I left, hoping to catch my father. After driving around for ten minutes, I spotted Lawrence just about to descend into the BART station at Sixteenth and Mission. Pulling to the curb, I blew my horn, rolled down the window, and called to him. He turned from the escalator and came over to the curb. “What are you doing? Following me?”
“Save yourself the fare and get in.”
He came around and climbed into my ride.
“You and Shanahan have a nice chat?”
“So you were at the funeral home.”
“And I saw the guest book, with your name and his.”
My tone gave him his cue. “Was it stupid of me to go there? Probably. I won't tell you that I'm not glad the man is dead. Of course I am.”
“You didn't say anything to Shanahan, did you?”
“Don't worry.

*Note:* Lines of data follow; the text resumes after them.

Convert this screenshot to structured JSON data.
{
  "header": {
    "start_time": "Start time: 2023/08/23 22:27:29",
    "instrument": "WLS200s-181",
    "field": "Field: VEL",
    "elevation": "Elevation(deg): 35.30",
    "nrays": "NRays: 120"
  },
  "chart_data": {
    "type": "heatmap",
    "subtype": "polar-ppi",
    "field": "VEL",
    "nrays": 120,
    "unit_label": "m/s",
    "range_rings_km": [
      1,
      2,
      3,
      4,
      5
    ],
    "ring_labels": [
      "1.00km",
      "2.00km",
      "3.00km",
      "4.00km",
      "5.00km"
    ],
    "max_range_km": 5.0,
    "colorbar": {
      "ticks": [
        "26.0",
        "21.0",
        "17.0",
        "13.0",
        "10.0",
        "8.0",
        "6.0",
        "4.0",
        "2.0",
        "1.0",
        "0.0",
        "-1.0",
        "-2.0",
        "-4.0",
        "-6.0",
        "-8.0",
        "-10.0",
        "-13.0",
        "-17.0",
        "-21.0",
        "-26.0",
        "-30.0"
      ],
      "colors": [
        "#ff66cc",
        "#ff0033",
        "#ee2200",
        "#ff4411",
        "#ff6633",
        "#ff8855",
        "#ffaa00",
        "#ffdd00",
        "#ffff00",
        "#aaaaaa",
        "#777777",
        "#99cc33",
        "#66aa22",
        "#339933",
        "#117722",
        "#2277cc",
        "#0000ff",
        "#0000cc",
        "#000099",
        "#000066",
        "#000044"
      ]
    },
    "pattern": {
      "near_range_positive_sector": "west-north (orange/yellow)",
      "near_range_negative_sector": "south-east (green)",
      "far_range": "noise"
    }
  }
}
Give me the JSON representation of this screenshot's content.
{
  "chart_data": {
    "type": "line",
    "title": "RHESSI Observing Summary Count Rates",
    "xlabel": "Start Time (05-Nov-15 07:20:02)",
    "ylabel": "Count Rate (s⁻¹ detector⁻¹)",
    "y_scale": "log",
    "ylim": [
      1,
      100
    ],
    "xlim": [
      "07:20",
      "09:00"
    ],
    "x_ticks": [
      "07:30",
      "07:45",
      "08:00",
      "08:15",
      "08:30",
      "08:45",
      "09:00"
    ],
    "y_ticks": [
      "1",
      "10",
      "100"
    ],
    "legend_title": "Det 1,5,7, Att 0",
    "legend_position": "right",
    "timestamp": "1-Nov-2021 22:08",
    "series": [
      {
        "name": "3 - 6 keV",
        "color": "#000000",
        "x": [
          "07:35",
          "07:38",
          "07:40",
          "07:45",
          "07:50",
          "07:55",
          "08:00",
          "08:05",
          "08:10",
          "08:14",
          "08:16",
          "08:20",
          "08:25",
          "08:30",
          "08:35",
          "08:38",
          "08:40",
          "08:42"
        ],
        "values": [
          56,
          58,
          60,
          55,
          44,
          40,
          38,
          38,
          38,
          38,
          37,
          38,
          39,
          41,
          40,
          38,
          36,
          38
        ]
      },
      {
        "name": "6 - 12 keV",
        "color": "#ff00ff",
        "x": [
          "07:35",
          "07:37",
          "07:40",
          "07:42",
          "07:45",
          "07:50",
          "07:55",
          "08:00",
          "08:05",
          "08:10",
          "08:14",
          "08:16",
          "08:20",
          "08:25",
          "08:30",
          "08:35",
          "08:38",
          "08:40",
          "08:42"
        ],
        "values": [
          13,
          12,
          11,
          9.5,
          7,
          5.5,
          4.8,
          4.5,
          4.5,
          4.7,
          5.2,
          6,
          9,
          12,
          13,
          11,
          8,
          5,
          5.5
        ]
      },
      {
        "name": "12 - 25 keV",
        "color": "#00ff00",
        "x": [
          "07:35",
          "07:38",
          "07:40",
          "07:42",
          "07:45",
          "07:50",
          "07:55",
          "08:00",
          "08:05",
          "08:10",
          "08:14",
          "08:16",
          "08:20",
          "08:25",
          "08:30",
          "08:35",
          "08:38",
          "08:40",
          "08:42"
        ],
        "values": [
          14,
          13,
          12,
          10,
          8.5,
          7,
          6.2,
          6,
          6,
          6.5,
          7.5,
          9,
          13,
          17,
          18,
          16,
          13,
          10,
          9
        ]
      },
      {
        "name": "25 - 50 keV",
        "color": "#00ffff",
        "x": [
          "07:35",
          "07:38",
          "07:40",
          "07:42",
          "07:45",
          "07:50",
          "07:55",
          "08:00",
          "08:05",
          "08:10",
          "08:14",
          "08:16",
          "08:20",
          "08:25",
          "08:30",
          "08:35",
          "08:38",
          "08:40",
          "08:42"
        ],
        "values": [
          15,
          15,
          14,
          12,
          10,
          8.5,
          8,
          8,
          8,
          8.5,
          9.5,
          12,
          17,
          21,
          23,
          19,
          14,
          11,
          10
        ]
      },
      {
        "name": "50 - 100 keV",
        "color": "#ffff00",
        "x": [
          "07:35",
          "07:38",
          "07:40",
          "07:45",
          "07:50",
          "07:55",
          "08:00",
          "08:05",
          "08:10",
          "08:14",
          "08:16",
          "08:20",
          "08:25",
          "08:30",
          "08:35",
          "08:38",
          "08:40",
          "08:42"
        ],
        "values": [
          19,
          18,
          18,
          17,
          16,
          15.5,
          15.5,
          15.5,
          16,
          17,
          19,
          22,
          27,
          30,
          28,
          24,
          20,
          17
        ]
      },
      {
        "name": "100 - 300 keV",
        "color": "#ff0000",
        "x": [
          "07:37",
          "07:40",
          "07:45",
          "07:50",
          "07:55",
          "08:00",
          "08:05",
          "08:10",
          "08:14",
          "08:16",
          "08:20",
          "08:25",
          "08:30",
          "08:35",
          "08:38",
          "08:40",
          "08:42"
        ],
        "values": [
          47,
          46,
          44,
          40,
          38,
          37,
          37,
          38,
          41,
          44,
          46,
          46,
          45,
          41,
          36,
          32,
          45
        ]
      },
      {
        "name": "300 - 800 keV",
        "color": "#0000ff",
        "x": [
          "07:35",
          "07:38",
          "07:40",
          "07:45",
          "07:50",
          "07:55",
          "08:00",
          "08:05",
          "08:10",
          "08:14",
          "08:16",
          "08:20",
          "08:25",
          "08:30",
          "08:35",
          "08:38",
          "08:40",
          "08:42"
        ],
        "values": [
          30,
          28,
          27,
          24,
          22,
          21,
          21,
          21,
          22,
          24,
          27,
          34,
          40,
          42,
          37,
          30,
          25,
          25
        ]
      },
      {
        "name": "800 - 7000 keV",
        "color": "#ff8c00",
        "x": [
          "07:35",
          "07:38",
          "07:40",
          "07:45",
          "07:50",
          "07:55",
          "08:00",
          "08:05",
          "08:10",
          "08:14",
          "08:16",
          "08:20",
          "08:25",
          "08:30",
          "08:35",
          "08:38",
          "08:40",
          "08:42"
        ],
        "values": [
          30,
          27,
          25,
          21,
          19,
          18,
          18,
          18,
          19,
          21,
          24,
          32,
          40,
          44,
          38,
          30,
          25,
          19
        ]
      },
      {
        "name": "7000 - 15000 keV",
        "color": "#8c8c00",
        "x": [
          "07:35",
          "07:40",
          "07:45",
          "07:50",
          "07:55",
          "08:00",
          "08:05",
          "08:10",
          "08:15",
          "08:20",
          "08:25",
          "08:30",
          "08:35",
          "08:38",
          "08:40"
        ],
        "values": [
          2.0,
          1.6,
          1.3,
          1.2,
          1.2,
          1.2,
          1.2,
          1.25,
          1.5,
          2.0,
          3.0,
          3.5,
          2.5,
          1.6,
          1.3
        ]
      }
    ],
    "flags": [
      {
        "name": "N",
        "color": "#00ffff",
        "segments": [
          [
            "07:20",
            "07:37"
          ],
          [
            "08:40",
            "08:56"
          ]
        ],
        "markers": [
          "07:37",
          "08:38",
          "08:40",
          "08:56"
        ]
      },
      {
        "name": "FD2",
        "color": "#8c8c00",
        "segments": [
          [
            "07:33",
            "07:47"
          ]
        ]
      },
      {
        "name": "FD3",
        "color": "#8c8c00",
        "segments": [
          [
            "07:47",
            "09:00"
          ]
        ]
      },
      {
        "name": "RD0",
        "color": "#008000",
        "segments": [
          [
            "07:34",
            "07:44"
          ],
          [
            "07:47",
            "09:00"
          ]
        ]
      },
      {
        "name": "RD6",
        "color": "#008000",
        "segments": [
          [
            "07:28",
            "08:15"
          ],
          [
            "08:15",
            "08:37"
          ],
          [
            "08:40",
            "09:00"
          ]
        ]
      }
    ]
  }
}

I didn't go running my mouth.”
“Shanahan say anything to you?”
“âDead Henry's wounds bleed afresh.' Thinks he's a smart cop, that one. He told me, âThat's Shakespeare, case you're curious.
Richard III
.' Fuck him.”
“He's going to know some things,” I said. “He's going to have a warrant for our phone records soon if he doesn't have them already.”
After a pause Lawrence said, “So what?”
“All those calls to Bell up to the day of the hearing. He's going to see those.”
“Let him. I helped Russell and I thought he'd want to help me. Can't I ask for help from a pal?”
“There's asking and there's asking
.
”
“Want to learn who your real friends are? Go to prison and then get out.”
I pulled over into an empty space. There wasn't another car parked on the block. “Look, it's time for you to be straight with me. I can't help you if I don't know what's going on. You told me Russell raped a girl and liked it. That's what you said the other night, that he admitted the crime he was in for.”
“I got him off because his lawyer, in his opening statement, stood up in front of the jury and promised an alibi witness he couldn't deliver. The lawyer hadn't interviewed any witnesses and he didn't have them under subpoena. After the reversal, from what I understand, the state didn't retry Russell because they couldn't get certain witnesses to testify the same way again. It's a miracle they prosecuted him in the first place. Any competent lawyer should have been able to turn that case inside out. But the bottom line is Russell raped her. He's guilty.”